Sunday, May 11, 2014

Ping-Pong Pairing Over Git

When practicing new programming techniques I am a fan of ping-pong pairing. Ping-pong pairing is a way of pairing with TDD that evenly distributes the amount each programmer spends in front of the keyboard and the amount of test code versus actual code each programmer writes.

The description from the C2 Wiki reads:

Pair Programming Ping Pong Pattern

* A writes a new test and sees that it fails.
* B implements the code needed to pass the test.
* B writes the next test and sees that it fails.
* A implements the code needed to pass the test.

And so on. Refactoring is done whenever the need arises by whoever is driving.

Two programmers sit in from of one computer, with one keyboard and one screen.

Ping-pong pairing is great in a learning context because it keeps both programmers in front of the keyboard and it encourages conversation.

But, there are a couple of problems. Keyboards and editors! What if one programmer uses Dvorak and the other Qwerty? Or, one programmer cannot even think of writing another line of code without Das Keyboard while the other prefers an ergonomic keyboard? Or, one programmer uses Vim on OSX and the other Notepad on Windows?

Ping-Pong Pairing Over Git

What if we alter the setup to give each user their own computer, keyboard, screen, rubber duck, or whatever tickles their fancy? It would seem that this isn't paring any more! But, if we place the pair side-by-side and let them communicate over Git, we actually get a very nice flow. There is still only one person typing on the keyboard at a time, but they are typing on their own keyboard.
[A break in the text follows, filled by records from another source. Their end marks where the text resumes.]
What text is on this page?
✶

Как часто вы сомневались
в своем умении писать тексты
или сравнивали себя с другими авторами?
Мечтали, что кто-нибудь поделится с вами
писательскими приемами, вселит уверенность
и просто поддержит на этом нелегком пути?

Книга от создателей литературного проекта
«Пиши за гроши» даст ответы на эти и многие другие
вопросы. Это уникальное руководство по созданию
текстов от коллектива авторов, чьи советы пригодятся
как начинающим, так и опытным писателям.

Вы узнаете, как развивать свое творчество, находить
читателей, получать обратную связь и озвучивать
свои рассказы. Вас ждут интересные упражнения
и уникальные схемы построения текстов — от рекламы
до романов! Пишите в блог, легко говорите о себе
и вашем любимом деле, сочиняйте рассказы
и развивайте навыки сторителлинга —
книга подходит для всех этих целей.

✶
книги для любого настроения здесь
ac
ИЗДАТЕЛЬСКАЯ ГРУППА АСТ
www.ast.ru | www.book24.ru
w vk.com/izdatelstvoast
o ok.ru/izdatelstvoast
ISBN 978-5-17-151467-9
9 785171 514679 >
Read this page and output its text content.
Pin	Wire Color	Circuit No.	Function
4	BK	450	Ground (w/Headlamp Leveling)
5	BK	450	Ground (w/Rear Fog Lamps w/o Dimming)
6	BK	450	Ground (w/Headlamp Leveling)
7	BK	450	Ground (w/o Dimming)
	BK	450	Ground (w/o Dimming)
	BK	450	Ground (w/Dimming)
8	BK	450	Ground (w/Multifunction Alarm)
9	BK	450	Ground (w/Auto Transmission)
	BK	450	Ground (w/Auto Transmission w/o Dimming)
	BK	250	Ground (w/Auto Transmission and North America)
The pattern above is changed to:

Ping Pong Paring Over Git Pattern

* A writes a new test and sees that it fails.
* A commits the failing test and pushes the code to Git
* B pulls the code from Git.
* B implements the code needed to pass the test.
* B writes the next test and sees that it fails.
* B commits the failing test and pushes the code to Git
* A pulls the code from Git.
* A implements the code needed to pass the test.

And so on.

I've tried this pattern on a couple of code retreats and it is actually pretty smooth. To make it even more smooth I implemented a simple command line utility, tapir that allows for simple communication between the two computers and automates the pulling of the new code. It works like this. Each programmer starts a listener on their machine that pulls the code when it receives a message.

# Start a listener on 'my-topic', run git pull when a message arrives
tapir --cmd listen --script 'git pull' mytopic

Write a simple script to combine git push with a calling tapir mytopic

#!/bin/sh
# ./push script pushes code to git and pings the tapir-server
git push
tapir mytopic

Now, instead of calling git push, you call ./push and the code is automatically pulled on the other machine, eliminating one step from the loop.

Summary

Ping-pong pairing over Git is nice! If you are interested in trying it out I have a roman numerals kata with setup code for multiple languages, currently: Clojure, ClojureScript, Javascript, Lua, VimScript, Objective-C, PHP, Ruby and C.

The tapir command line utility is also pretty interesting as it uses ServerSentEvents to communicate over a standard http server, http://tapir-server.herokuapp.com/

Why is the utility called tapir? Because, pingpong and ping-pong were already taken and I like tapirs! :).